*19OPINION OF THE COURT
On February 25, 1993, the respondent was disbarred upon his resignation (see Matter of Frenkel, 188 AD2d 104 [1993]). He subsequently was reinstated to the practice of law.
On February 25, 2014, the respondent was found guilty, after a jury trial, in the United States District Court for the Southern District of New York of: (1) conspiracy to commit fraud by wire, radio, or television, a felony, in violation of 18 USC § 1349; and (2) fraud by wire, radio, or television, a felony, in violation of 18 USC § 1343. As revealed in the superseding indictment filed on January 14, 2014, the respondent, together with others, engaged in a scheme to defraud Citigroup Global Markets Realty Corp. with respect to two loan transactions.
As stated by the Court of Appeals in Matter of Margiotta (60 NY2d 147, 150 [1983]):
“The Judiciary Law provides for automatic disbarment when an attorney is convicted of a felony. Under this section, an offense committed in any other State, district or territory of the United States where it is classified as a felony is determined to be a felony when it ‘would constitute a felony in this state.’ (Judiciary Law, § 90, subd 4, par e.) For purposes of this determination, the felony in the other jurisdiction need not be a mirror image of the New York felony, precisely corresponding in every detail, but it must have essential similarity.”
The federal felony of fraud by wire, 18 USC § 1343, has been held to be essentially similar to the New York felonies of grand larceny in the second degree, in violation of Penal Law § 155.40, a class C felony, and scheme to defraud in the first degree, in violation of Penal Law § 190.65, a class E felony (see Matter of Caputo, 88 AD3d 264 [2011]; Matter of Thies, 42 AD3d 37 [2007]; Matter of Fazio, 35 AD3d 33 [2006]; Matter of Lorenzo, 276 AD2d 223 [2000]; Matter of Ashley, 263 AD2d 70 [1999]).
Based on his federal felony conviction, the respondent was automatically disbarred and ceased to be an attorney pursuant to Judiciary Law § 90 (4) (a).
Although served with a copy of the motion papers by the Grievance Committee for the Second, Eleventh, and Thirteenth *20Judicial Districts on April 23, 2014, the respondent has neither submitted a response nor requested additional time in which to submit a response.
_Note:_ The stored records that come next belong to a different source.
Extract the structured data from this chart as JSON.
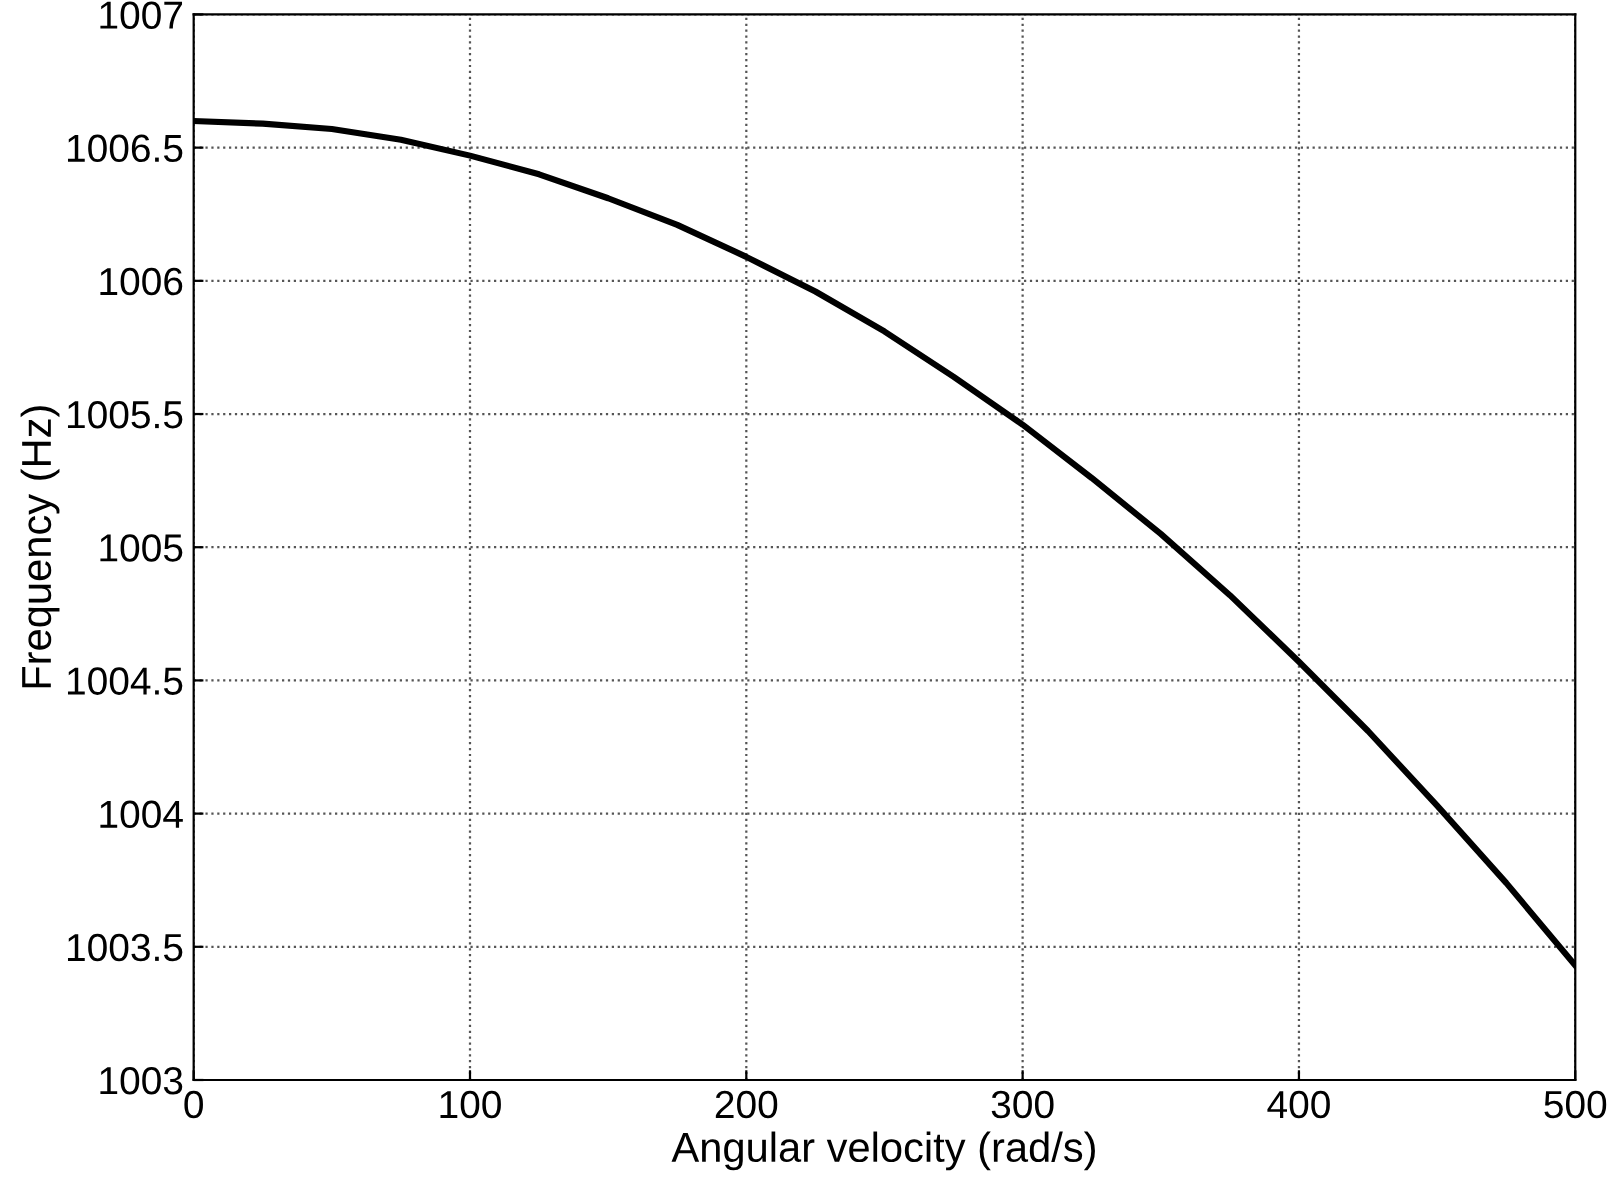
{
  "chart_data": {
    "type": "line",
    "xlabel": "Angular velocity (rad/s)",
    "ylabel": "Frequency (Hz)",
    "x": [
      0,
      25,
      50,
      75,
      100,
      125,
      150,
      175,
      200,
      225,
      250,
      275,
      300,
      325,
      350,
      375,
      400,
      425,
      450,
      475,
      500
    ],
    "series": [
      {
        "color": "#000000",
        "values": [
          1006.6,
          1006.59,
          1006.57,
          1006.53,
          1006.47,
          1006.4,
          1006.31,
          1006.21,
          1006.09,
          1005.96,
          1005.81,
          1005.64,
          1005.46,
          1005.26,
          1005.05,
          1004.82,
          1004.57,
          1004.31,
          1004.03,
          1003.74,
          1003.43
        ]
      }
    ],
    "xlim": [
      0,
      500
    ],
    "ylim": [
      1003,
      1007
    ],
    "xticks": [
      0,
      100,
      200,
      300,
      400,
      500
    ],
    "yticks": [
      1003,
      1003.5,
      1004,
      1004.5,
      1005,
      1005.5,
      1006,
      1006.5,
      1007
    ],
    "grid": true,
    "line_style": "solid"
  }
}
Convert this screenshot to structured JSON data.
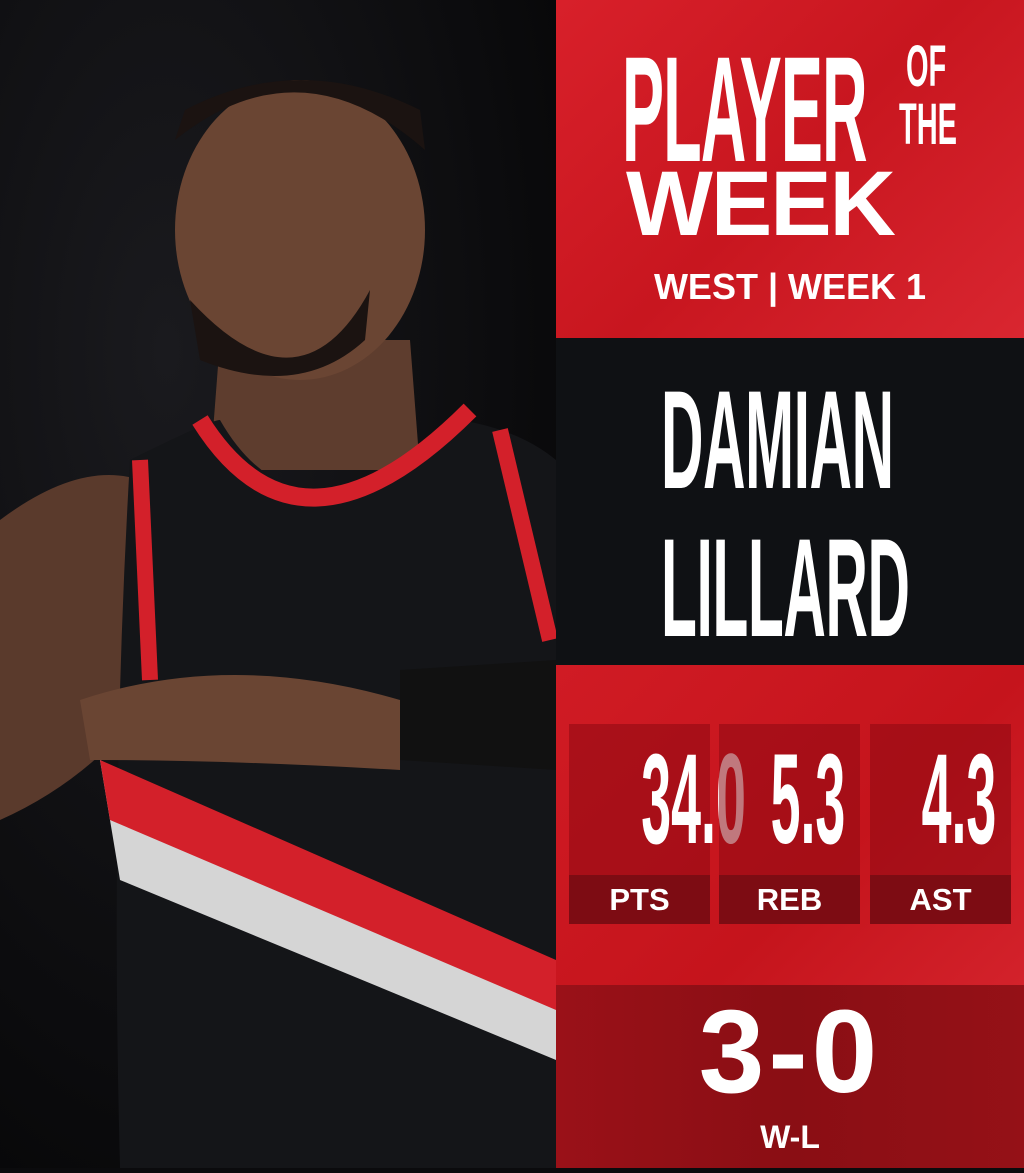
{
  "header": {
    "line1": "PLAYER",
    "of": "OF",
    "the": "THE",
    "line2": "WEEK",
    "subtitle": "WEST | WEEK 1"
  },
  "player": {
    "first_name": "DAMIAN",
    "last_name": "LILLARD"
  },
  "stats": [
    {
      "value": "34.0",
      "label": "PTS"
    },
    {
      "value": "5.3",
      "label": "REB"
    },
    {
      "value": "4.3",
      "label": "AST"
    }
  ],
  "record": {
    "value": "3-0",
    "label": "W-L"
  },
  "colors": {
    "red": "#d01b24",
    "dark_red": "#8a0e14",
    "black": "#0f1114",
    "white": "#ffffff"
  }
}
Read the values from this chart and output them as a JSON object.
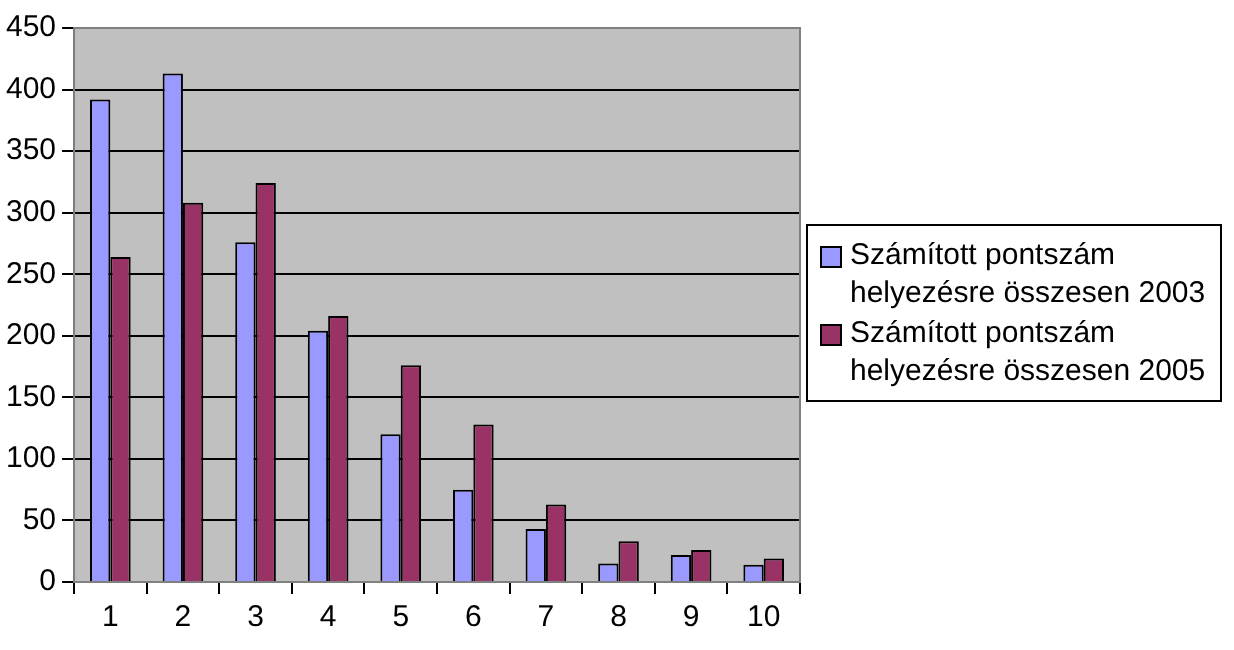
{
  "chart_data": {
    "type": "bar",
    "categories": [
      "1",
      "2",
      "3",
      "4",
      "5",
      "6",
      "7",
      "8",
      "9",
      "10"
    ],
    "series": [
      {
        "name": "Számított pontszám helyezésre összesen 2003",
        "color": "#9999ff",
        "values": [
          392,
          413,
          276,
          204,
          120,
          75,
          43,
          15,
          22,
          14
        ]
      },
      {
        "name": "Számított pontszám helyezésre összesen 2005",
        "color": "#993366",
        "values": [
          264,
          308,
          324,
          216,
          176,
          128,
          63,
          33,
          26,
          19
        ]
      }
    ],
    "ylim": [
      0,
      450
    ],
    "yticks": [
      0,
      50,
      100,
      150,
      200,
      250,
      300,
      350,
      400,
      450
    ],
    "grid": "y",
    "legend": "right"
  }
}
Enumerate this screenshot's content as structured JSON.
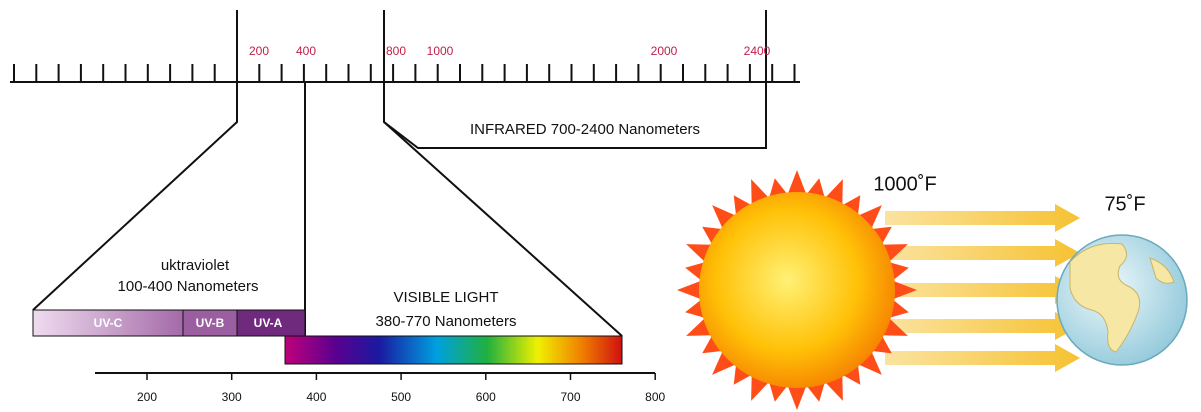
{
  "top_scale": {
    "labels": [
      "200",
      "400",
      "800",
      "1000",
      "2000",
      "2400"
    ]
  },
  "infrared": {
    "label": "INFRARED 700-2400 Nanometers"
  },
  "ultraviolet": {
    "title": "uktraviolet",
    "range": "100-400 Nanometers",
    "bands": [
      "UV-C",
      "UV-B",
      "UV-A"
    ]
  },
  "visible": {
    "title": "VISIBLE LIGHT",
    "range": "380-770 Nanometers"
  },
  "bottom_scale": {
    "labels": [
      "200",
      "300",
      "400",
      "500",
      "600",
      "700",
      "800"
    ]
  },
  "sun": {
    "temperature": "1000˚F"
  },
  "earth": {
    "temperature": "75˚F"
  }
}
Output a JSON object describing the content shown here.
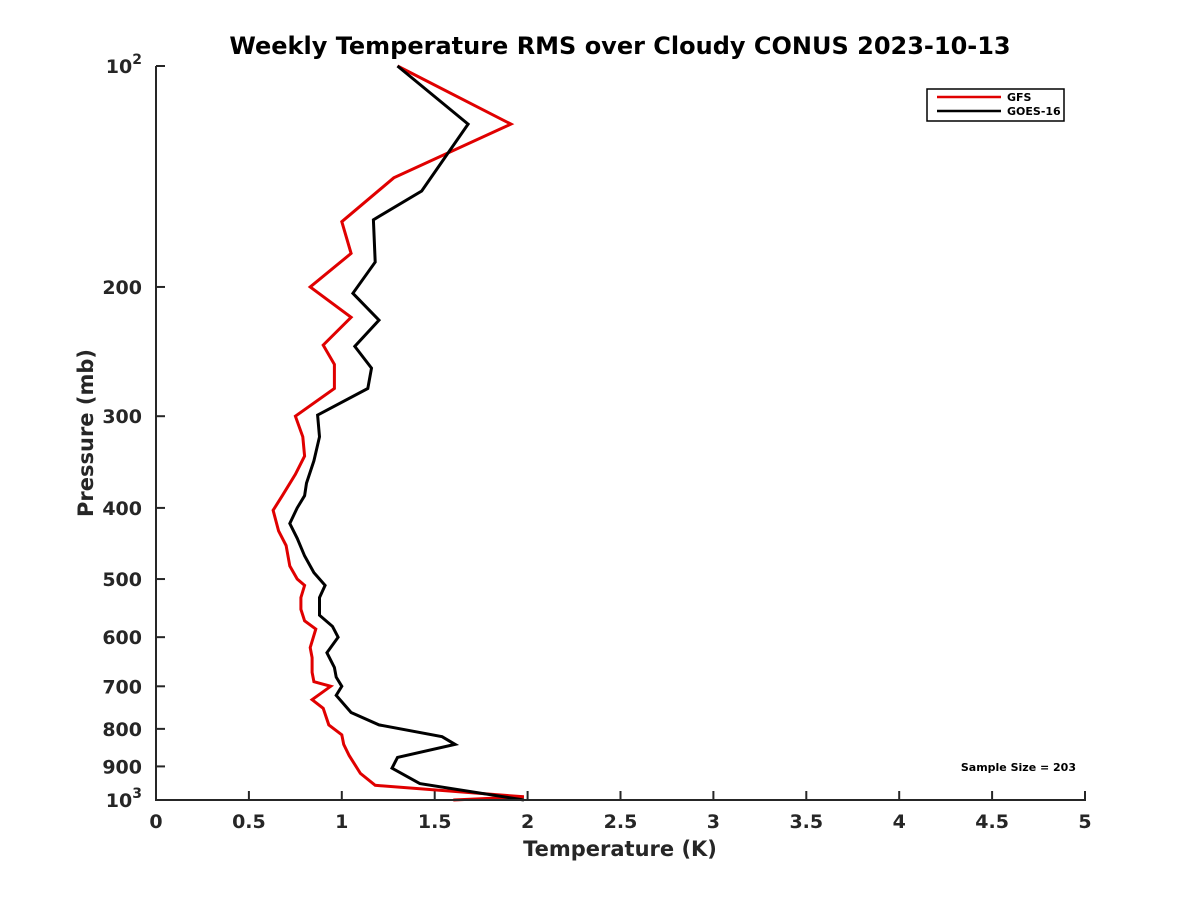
{
  "chart_data": {
    "type": "line",
    "title": "Weekly Temperature RMS over Cloudy CONUS 2023-10-13",
    "xlabel": "Temperature (K)",
    "ylabel": "Pressure (mb)",
    "xlim": [
      0,
      5
    ],
    "ylim": [
      100,
      1000
    ],
    "y_scale": "log",
    "y_reversed": true,
    "x_ticks": [
      "0",
      "0.5",
      "1",
      "1.5",
      "2",
      "2.5",
      "3",
      "3.5",
      "4",
      "4.5",
      "5"
    ],
    "y_ticks": [
      {
        "value": 100,
        "base": "10",
        "exp": "2"
      },
      {
        "value": 200,
        "label": "200"
      },
      {
        "value": 300,
        "label": "300"
      },
      {
        "value": 400,
        "label": "400"
      },
      {
        "value": 500,
        "label": "500"
      },
      {
        "value": 600,
        "label": "600"
      },
      {
        "value": 700,
        "label": "700"
      },
      {
        "value": 800,
        "label": "800"
      },
      {
        "value": 900,
        "label": "900"
      },
      {
        "value": 1000,
        "base": "10",
        "exp": "3"
      }
    ],
    "legend_position": "top-right",
    "grid": false,
    "annotation": "Sample Size = 203",
    "series": [
      {
        "name": "GFS",
        "color": "#e00000",
        "points": [
          [
            1.3,
            100
          ],
          [
            1.91,
            120
          ],
          [
            1.28,
            142
          ],
          [
            1.0,
            163
          ],
          [
            1.05,
            180
          ],
          [
            0.83,
            200
          ],
          [
            1.05,
            220
          ],
          [
            0.9,
            240
          ],
          [
            0.96,
            255
          ],
          [
            0.96,
            275
          ],
          [
            0.75,
            300
          ],
          [
            0.79,
            320
          ],
          [
            0.8,
            340
          ],
          [
            0.75,
            360
          ],
          [
            0.68,
            385
          ],
          [
            0.63,
            403
          ],
          [
            0.66,
            430
          ],
          [
            0.7,
            450
          ],
          [
            0.72,
            480
          ],
          [
            0.76,
            500
          ],
          [
            0.8,
            510
          ],
          [
            0.78,
            530
          ],
          [
            0.78,
            550
          ],
          [
            0.8,
            570
          ],
          [
            0.86,
            585
          ],
          [
            0.83,
            620
          ],
          [
            0.84,
            640
          ],
          [
            0.84,
            670
          ],
          [
            0.85,
            690
          ],
          [
            0.94,
            700
          ],
          [
            0.84,
            730
          ],
          [
            0.9,
            750
          ],
          [
            0.93,
            790
          ],
          [
            1.0,
            815
          ],
          [
            1.01,
            840
          ],
          [
            1.04,
            870
          ],
          [
            1.1,
            920
          ],
          [
            1.18,
            955
          ],
          [
            1.98,
            990
          ],
          [
            1.6,
            1000
          ]
        ]
      },
      {
        "name": "GOES-16",
        "color": "#000000",
        "points": [
          [
            1.3,
            100
          ],
          [
            1.68,
            120
          ],
          [
            1.43,
            148
          ],
          [
            1.17,
            162
          ],
          [
            1.18,
            185
          ],
          [
            1.06,
            204
          ],
          [
            1.2,
            222
          ],
          [
            1.07,
            241
          ],
          [
            1.16,
            258
          ],
          [
            1.14,
            275
          ],
          [
            0.87,
            299
          ],
          [
            0.88,
            320
          ],
          [
            0.85,
            345
          ],
          [
            0.81,
            370
          ],
          [
            0.8,
            385
          ],
          [
            0.76,
            400
          ],
          [
            0.72,
            420
          ],
          [
            0.76,
            440
          ],
          [
            0.8,
            465
          ],
          [
            0.85,
            490
          ],
          [
            0.91,
            510
          ],
          [
            0.88,
            530
          ],
          [
            0.88,
            560
          ],
          [
            0.95,
            580
          ],
          [
            0.98,
            600
          ],
          [
            0.92,
            630
          ],
          [
            0.96,
            660
          ],
          [
            0.97,
            680
          ],
          [
            1.0,
            700
          ],
          [
            0.97,
            720
          ],
          [
            1.05,
            760
          ],
          [
            1.2,
            790
          ],
          [
            1.54,
            820
          ],
          [
            1.61,
            840
          ],
          [
            1.3,
            875
          ],
          [
            1.27,
            905
          ],
          [
            1.42,
            950
          ],
          [
            1.98,
            1000
          ]
        ]
      }
    ]
  }
}
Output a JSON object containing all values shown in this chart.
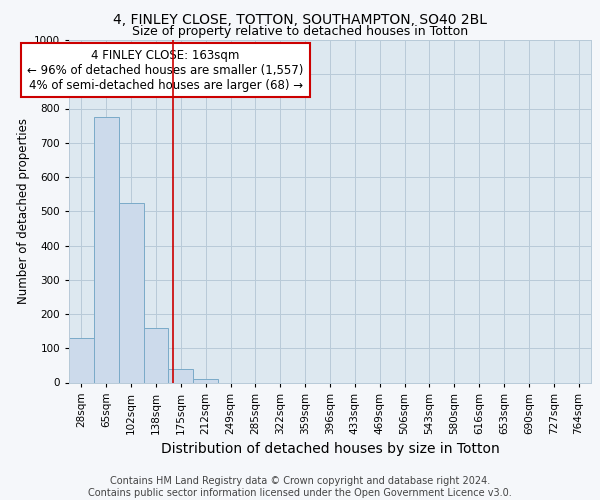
{
  "title_line1": "4, FINLEY CLOSE, TOTTON, SOUTHAMPTON, SO40 2BL",
  "title_line2": "Size of property relative to detached houses in Totton",
  "xlabel": "Distribution of detached houses by size in Totton",
  "ylabel": "Number of detached properties",
  "footer": "Contains HM Land Registry data © Crown copyright and database right 2024.\nContains public sector information licensed under the Open Government Licence v3.0.",
  "categories": [
    "28sqm",
    "65sqm",
    "102sqm",
    "138sqm",
    "175sqm",
    "212sqm",
    "249sqm",
    "285sqm",
    "322sqm",
    "359sqm",
    "396sqm",
    "433sqm",
    "469sqm",
    "506sqm",
    "543sqm",
    "580sqm",
    "616sqm",
    "653sqm",
    "690sqm",
    "727sqm",
    "764sqm"
  ],
  "bar_values": [
    130,
    775,
    525,
    160,
    40,
    10,
    0,
    0,
    0,
    0,
    0,
    0,
    0,
    0,
    0,
    0,
    0,
    0,
    0,
    0,
    0
  ],
  "bar_color": "#ccdaeb",
  "bar_edge_color": "#7aaac8",
  "bar_linewidth": 0.7,
  "property_line_x": 3.68,
  "property_line_color": "#cc0000",
  "annotation_text": "4 FINLEY CLOSE: 163sqm\n← 96% of detached houses are smaller (1,557)\n4% of semi-detached houses are larger (68) →",
  "annotation_box_color": "#cc0000",
  "ylim": [
    0,
    1000
  ],
  "yticks": [
    0,
    100,
    200,
    300,
    400,
    500,
    600,
    700,
    800,
    900,
    1000
  ],
  "background_color": "#f5f7fa",
  "plot_bg_color": "#dde8f0",
  "grid_color": "#b8cad8",
  "title1_fontsize": 10,
  "title2_fontsize": 9,
  "xlabel_fontsize": 10,
  "ylabel_fontsize": 8.5,
  "tick_fontsize": 7.5,
  "footer_fontsize": 7,
  "annot_fontsize": 8.5
}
Accordingly, the Grievance Committee’s motion to strike the respondent’s name from the roll of attorneys, pursuant to Judiciary Law § 90 (4) (b), is granted to reflect the respondent’s automatic disbarment on February 25, 2014.
Eng, P.J., Rivera, Skelos, Dillon and Balkin, JJ., concur.
Ordered that pursuant to Judiciary Law § 90 (4) (a), the respondent, Ephraim Frenkel, admitted as Ephraim Zwi Frenkel, is disbarred, effective February 25, 2014, and his name is stricken from the roll of attorneys and counselors-at-law; and it is further,
Ordered that the respondent, Ephraim Frenkel, admitted as Ephraim Zwi Frenkel, shall comply with this Court’s rules governing the conduct of disbarred, suspended, and resigned attorneys (see 22 NYCRR 691.10); and it is further,
Ordered that pursuant to Judiciary Law § 90, effective immediately, the respondent, Ephraim Frenkel, admitted as Ephraim Zwi Frenkel, is commanded to desist and refrain from (1) practicing law in any form, either as principal or as agent, clerk, or employee of another, (2) appearing as an attorney or counselor-at-law before any court, judge, justice, board, commission, or other public authority, (3) giving to another an opinion as to the law or its application or any advice in relation thereto, and (4) holding himself out in any way as an attorney and counselor-at-law; and it is further,
Ordered that if the respondent, Ephraim Frenkel, admitted as Ephraim Zwi Frenkel, has been issued a secure pass by the Office of Court Administration, it shall be returned forthwith to the issuing agency and the respondent shall certify to the same in his affidavit of compliance pursuant to 22 NYCRR 691.10 (f).